Fast forward to yesterday. That's when Boston-based Midwood Capital Management sent a public letter to CBA leadership effectively demanding that they complete a sale to Anheuser-Busch or, failing that, to an unspecified third party investor or company.

This is great stuff. It turns out Midwood Capital loaded up on CBA stock in early 2017 and today sits on about 2 percent of the outstanding shares. Needless to say, they were counting on a financial windfall and aren't happy with the downward trajectory of the stock price. They want action.

What these folks correctly realize is that CBA stock is undervalued on the public market. That's largely due to its grubby appearance. When Wall Street looks at the CBA, it sees the complete package and the complete package doesn't look all that appealing thanks to the dying brands and other drags on profitability.

What Midwood Capital also realizes, correctly it seems, is there is no way shareholder value will be maximized if the CBA stays independent (AB owns just 31 percent). They see the value of Kona, but believe fulfilling that potential will require investment and strategic know-how an independent CBA can't deliver. Again, they're surely right.

With that in mind, Midwood urges the CBA board to accept the qualifying offer if it comes. Further, it wants the board to do whatever it can to encourage AB to make a qualifying offer. If no offer comes, they want quick action to stabilize the stock price and sell the company to another suitor.

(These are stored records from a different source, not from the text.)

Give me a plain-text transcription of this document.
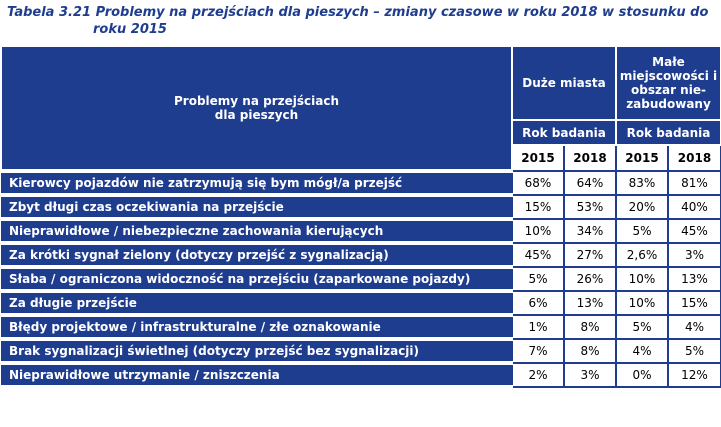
Tabela 3.21 Problemy na przejściach dla pieszych – zmiany czasowe w roku 2018 w stosunku do
roku 2015
Problemy na przejściach
dla pieszych	Duże miasta		Małe miejscowości i obszar nie-zabudowany	
	Rok badania		Rok badania	
	2015	2018	2015	2018
Kierowcy pojazdów nie zatrzymują się bym mógł/a przejść	68%	64%	83%	81%
Zbyt długi czas oczekiwania na przejście	15%	53%	20%	40%
Nieprawidłowe / niebezpieczne zachowania kierujących	10%	34%	5%	45%
Za krótki sygnał zielony (dotyczy przejść z sygnalizacją)	45%	27%	2,6%	3%
Słaba / ograniczona widoczność na przejściu (zaparkowane pojazdy)	5%	26%	10%	13%
Za długie przejście	6%	13%	10%	15%
Błędy projektowe / infrastrukturalne / złe oznakowanie	1%	8%	5%	4%
Brak sygnalizacji świetlnej (dotyczy przejść bez sygnalizacji)	7%	8%	4%	5%
Nieprawidłowe utrzymanie / zniszczenia	2%	3%	0%	12%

Listen, CBA leadership is bent on selling. They can't force a deal, but they want one and have been scheming for several years to make one happen. The idea of staying independent, which they've floated, is a ruse. They know what Midwood knows...that they don't have the horsepower to fully realize Kona's potential. 

For its part, Anheuser-Busch can't afford to pass on this opportunity. Letting Kona fall into the hands of someone else would be a disaster. That's partly because Kona has terrific global potential. But mostly it's because AB would be stuck honoring some pretty unpalatable contractual obligations in a scenario where it didn't own CBA/Kona. Zero chance of that happening.

The clock is ticking, obviously. Buyout details are almost certainly being finalized and a deal will be announced shortly. Expect AB's offer price to exceed the required $24.50 by a dollar or two. They don't want to look cheap. There's no running out the clock on this.




Thursday, March 10, 2016

CBA Rides Kona Growth Wave into the Future

Sometimes, perhaps often, it's better to be lucky than good. And maybe the Craft Brew Alliance was lucky when it bought Kona Brewing in 2010. Or maybe that purchase was part of a well-informed, ingenious plan that has worked out especially well for them.

Because it turns out that Kona has stepped to the forefront of the CBA's brand portfolio. After accounting for just 20 percent of CBA sales early on, Kona now accounts for 45 percent of the mix, up 17 percent in volume over the last year. It is the dominant CBA brand.

Recall that, prior to being purchased by the CBA, Kona was contract brewed by Widmer and Redhook for a number of years. Part of this was a tax dodge, a way around Hawaii's draconian tax on empty bottles shipped to the islands. It was also a way to more easily market Kona on the mainland.

With the coming of CBA ownership, Kona gained full access to the Anheuser-Busch distribution network. As you likely know, AB owns roughly a third of the CBA and has worked diligently to market its brands domestically and internationally. For Kona, the arrangement changed everything.

Access to the AB network essentially drove Kona into hyper growth, despite the beers being arguably the softest and least distinctive in the CBA portfolio. The year-round beers include Longboard Island Lager, Big Wave Golden Ale, Fire Rock Pale Ale and Castaway IPA. Nothing too exciting.

One may rightfully wonder how Kona could rise to the top of the CBA heap, which includes some vaguely distinctive Widmer beers, alongside a covey of less than stellar Redhook stuff. The answer, in my mind, is image. Kona is connected to place in much the same way Corona is. Kona is much better beer than Corona, but they both lean heavily on connection to place in their marketing. Constellation will do something similar with Ballast Point.

There's more, of course. These Kona beers, particularly top-selling Longboard and Big Wave, have caught on in a lot of places precisely because they aren't all that distinctive or aggressive. Kona is proof that, when you want to appeal to a broad consumer audience, mundane isn't such a bad thing. And maybe Kona's connection to place works well with drab.

An interesting twist involves where Kona is brewed. Most consumers assume they're drinking a Hawaiian product. That's far less the case than many realize. The bottle tax means bottled Kona is produced on the mainland, even for the Hawaiian market. That's less true with draft beer, at least some of which is produced in Hawaii for that market. The situation may be changing with the expansion of Kona's facility on the Big Island and other developments on the islands.

Regardless, the CBA is hitching its wagon to Kona and counting on the brand to pull it into the future. You can't blame them. When you have a winner, whether you got it by luck or via a proactive plan, you might as well ride it for as long and as far as you can. Kona is the little engine that could...or can, if things work out for the CBA.